4 myths about air conditioning in a car, are they true?
According to data from the British Health Security Agency, the hottest years on record since 2002 have occurred, with temperatures set to rise above 40 degrees Celsius for the first time in 2022 and the number of heat-related deaths per year expected to triple by 2050.
Awareness of air conditioning
With extremely high temperatures already recorded in June 2023, motorists should be aware of the effects heat can have on their cars and on their bodies. Scientifically, temperatures can cause slower reaction times, with nausea, dizziness, headaches and fatigue commonly felt due to a rise in the body’s core temperature. The British Nutrition Foundation explains how a mere 2% drop in body weight in water can lead to impaired cognitive and physiological responses, with symptoms such as headaches or fatigue.
What can motorists do?
Lowering a car’s cabin temperature by using air conditioning will help reduce fatigue and improve concentration levels. By maintaining a stable and relatively low temperature in the car, drivers are less likely to sweat and dry out. Do you refuse to use air conditioning in the car because of higher fuel consumption? Or are you afraid that air conditioning has a negative effect on your health? We break down five common misconceptions about air conditioning in the car.

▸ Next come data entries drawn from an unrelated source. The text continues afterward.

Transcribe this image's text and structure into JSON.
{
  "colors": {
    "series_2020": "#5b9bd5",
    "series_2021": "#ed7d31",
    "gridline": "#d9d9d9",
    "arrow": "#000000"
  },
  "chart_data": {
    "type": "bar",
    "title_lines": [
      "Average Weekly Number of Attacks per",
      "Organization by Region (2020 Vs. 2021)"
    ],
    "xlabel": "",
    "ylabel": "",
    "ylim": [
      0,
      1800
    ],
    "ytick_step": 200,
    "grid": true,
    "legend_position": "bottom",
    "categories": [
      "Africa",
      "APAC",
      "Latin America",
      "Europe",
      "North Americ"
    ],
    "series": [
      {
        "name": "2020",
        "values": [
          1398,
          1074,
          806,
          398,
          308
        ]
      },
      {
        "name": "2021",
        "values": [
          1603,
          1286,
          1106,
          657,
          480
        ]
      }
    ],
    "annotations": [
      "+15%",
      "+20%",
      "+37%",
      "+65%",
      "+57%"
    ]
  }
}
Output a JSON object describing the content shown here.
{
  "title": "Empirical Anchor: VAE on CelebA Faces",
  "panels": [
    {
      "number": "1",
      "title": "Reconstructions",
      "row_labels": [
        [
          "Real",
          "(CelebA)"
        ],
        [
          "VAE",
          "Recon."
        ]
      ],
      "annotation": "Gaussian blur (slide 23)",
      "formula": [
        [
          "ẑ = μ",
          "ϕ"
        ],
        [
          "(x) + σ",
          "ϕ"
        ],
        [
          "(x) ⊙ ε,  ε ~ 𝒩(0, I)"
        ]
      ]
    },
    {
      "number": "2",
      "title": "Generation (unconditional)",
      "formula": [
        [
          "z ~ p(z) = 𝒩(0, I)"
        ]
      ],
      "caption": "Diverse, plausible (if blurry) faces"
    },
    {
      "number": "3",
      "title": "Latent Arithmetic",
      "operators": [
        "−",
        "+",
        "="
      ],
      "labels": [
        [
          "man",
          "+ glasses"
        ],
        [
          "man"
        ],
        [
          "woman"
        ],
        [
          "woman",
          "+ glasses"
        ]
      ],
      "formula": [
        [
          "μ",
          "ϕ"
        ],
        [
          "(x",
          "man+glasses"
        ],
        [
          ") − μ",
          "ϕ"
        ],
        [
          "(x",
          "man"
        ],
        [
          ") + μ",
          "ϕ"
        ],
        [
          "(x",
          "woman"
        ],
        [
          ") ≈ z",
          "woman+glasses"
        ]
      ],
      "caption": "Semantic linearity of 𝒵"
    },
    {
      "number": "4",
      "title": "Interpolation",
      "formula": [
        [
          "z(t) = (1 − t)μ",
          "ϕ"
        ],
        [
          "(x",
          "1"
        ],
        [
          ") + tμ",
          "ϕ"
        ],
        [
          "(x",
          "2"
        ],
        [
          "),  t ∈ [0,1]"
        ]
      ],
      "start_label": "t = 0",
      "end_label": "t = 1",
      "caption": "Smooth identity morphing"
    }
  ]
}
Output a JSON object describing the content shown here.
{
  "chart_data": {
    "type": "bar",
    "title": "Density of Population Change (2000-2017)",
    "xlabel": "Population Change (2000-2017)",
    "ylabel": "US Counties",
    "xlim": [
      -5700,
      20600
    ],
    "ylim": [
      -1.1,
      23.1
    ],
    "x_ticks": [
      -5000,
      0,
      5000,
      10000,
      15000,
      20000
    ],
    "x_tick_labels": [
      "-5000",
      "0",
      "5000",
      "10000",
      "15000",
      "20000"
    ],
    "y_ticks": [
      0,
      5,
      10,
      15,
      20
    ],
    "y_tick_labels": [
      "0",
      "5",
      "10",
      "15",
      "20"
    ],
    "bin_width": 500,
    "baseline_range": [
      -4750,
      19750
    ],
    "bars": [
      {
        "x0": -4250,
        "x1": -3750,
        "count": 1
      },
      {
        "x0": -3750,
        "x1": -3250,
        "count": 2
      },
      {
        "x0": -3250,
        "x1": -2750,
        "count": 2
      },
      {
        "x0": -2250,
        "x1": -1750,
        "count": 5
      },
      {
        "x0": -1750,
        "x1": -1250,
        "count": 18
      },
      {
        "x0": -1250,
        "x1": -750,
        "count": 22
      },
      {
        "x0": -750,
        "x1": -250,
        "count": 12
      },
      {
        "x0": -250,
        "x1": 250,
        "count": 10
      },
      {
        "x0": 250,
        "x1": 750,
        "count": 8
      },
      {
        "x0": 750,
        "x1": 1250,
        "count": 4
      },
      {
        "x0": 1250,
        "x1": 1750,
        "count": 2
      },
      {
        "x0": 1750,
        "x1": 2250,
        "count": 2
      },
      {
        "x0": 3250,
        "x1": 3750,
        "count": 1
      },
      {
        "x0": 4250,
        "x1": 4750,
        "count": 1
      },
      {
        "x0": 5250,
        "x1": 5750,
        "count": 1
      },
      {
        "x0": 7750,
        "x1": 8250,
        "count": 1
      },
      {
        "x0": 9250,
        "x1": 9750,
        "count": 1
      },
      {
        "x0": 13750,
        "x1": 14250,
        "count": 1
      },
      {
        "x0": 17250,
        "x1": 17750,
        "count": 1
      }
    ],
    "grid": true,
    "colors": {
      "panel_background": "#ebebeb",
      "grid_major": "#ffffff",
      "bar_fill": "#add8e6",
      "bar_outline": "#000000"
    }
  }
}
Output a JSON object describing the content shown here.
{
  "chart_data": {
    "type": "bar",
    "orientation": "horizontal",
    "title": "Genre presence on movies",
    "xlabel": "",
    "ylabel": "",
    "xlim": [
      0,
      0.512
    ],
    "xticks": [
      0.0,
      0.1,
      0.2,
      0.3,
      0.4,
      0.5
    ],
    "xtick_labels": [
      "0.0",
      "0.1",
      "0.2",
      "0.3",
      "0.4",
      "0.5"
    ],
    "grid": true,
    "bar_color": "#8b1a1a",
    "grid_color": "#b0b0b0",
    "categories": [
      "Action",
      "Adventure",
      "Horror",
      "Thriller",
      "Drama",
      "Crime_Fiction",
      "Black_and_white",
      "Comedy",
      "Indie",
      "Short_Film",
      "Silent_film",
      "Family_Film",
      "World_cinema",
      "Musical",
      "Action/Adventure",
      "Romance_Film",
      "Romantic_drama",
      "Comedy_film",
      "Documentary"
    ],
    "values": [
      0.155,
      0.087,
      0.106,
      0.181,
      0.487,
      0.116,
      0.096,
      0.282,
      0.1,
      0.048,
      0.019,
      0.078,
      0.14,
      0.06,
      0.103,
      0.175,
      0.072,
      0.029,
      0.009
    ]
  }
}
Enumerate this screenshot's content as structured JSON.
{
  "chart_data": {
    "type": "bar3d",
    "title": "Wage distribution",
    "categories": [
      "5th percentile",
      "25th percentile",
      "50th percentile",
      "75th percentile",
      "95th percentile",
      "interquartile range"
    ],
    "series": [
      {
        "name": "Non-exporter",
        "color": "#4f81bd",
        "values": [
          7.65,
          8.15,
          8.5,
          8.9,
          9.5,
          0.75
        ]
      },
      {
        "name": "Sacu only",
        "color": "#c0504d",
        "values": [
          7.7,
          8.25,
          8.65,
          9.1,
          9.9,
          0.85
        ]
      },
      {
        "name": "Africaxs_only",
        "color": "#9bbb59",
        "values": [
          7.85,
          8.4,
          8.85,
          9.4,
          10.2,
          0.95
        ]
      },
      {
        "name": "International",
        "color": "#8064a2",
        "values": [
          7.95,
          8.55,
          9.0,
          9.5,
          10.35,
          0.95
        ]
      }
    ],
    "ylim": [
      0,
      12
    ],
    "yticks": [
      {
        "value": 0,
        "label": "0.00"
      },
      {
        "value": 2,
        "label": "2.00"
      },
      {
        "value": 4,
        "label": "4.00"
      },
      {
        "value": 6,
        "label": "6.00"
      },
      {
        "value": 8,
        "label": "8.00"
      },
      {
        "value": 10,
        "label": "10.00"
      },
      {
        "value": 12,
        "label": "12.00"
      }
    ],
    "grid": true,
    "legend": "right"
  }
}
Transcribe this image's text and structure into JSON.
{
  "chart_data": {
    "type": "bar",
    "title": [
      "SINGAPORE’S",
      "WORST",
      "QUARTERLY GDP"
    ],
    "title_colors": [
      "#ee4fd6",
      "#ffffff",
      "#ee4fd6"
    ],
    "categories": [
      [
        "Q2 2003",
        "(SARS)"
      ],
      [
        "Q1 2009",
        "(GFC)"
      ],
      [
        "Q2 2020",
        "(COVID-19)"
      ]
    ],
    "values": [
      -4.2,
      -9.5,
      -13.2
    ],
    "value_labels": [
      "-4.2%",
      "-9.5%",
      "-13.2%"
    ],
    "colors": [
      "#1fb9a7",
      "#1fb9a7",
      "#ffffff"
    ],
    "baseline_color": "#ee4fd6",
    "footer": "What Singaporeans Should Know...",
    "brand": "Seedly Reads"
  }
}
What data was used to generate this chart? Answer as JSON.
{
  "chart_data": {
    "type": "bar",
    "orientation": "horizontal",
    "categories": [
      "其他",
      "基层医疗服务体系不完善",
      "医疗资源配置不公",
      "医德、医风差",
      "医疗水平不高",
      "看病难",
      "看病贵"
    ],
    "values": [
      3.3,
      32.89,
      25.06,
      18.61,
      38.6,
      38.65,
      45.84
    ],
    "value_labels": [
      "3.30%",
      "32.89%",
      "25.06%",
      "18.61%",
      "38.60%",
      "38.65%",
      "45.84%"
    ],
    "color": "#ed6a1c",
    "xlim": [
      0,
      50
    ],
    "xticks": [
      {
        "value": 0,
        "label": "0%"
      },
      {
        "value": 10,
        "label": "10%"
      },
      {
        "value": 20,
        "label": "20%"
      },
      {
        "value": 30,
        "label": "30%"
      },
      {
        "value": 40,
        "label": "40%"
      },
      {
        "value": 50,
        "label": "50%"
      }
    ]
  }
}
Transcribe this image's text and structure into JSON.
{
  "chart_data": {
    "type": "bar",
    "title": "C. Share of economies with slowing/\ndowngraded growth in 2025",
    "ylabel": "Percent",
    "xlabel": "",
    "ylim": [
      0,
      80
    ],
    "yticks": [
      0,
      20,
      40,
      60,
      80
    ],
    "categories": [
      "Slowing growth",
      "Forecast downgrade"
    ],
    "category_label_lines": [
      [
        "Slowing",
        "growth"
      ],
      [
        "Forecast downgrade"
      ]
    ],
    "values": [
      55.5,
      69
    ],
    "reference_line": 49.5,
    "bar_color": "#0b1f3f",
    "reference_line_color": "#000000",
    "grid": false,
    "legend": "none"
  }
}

Is this correct? Using air conditioning ruins fuel economy
It is true that using air conditioning in the car has an effect on fuel consumption in cars and energy use in battery-electric cars, but the impact is not as severe as people may think. Using air conditioning costs energy because the car uses a compressor to run the system, which requires energy from a combustion or electric motor. According to Energy Trust, you should expect a 5 percent increase in consumption when you turn on air conditioning. Other factors, such as underinflated tires, driving at higher speeds, a full trunk or a bike carrier/bakery attached to the car, has at least as much impact on consumption.
Is this correct? Air conditioning can be bad for your health
Turning on the normal air fan in a car to circulate air instead of turning on the air conditioning can have a negative effect on the system and possibly on the vehicle’s occupants. Air conditioning units dehumidify the air flowing through them, which in turn prevents the accumulation of moisture in the cabin and also in the air conditioning system itself. Not using the air conditioner for an extended period of time can lead to the growth of mold in the system, which can then circulate as soon as you turn it back on. Regular use, combined with proper maintenance, can prevent this. In addition, maintaining a constant and cool cabin temperature on a hot day can prevent drowsiness and improve driver concentration, and keep other passengers and pets comfortable and healthy.
Is this correct? Air conditioning doesn’t have to be on when it’s cool
As summer draws to a close, it is important not to just stop using air conditioning altogether, as there are a number of important benefits. Not only will it prevent the buildup of mold in the air conditioning system itself, but the dehumidifying effect of the air conditioning system will remain beneficial when occupants enter a vehicle with soggy or snow-covered clothing. Regular use of the air conditioning system has other benefits, namely, keeping the system in good physical condition. Air conditioning systems are sealed systems, with air conditioning compressors and seals lubricated with oil. Not turning on the A/C means no lubrication, which reduces the compressor’s efficiency and dries out the seals.
Is this correct? You may not turn on the air conditioning when you start the car
Modern car electronics are more resilient and can handle greater demand and stress compared to systems of classic cars. Thus, this myth kind of developed. With modern ignition systems, stop-start technology and electric vehicles, you don’t have to worry. So you can just turn on the A/C when you start the car.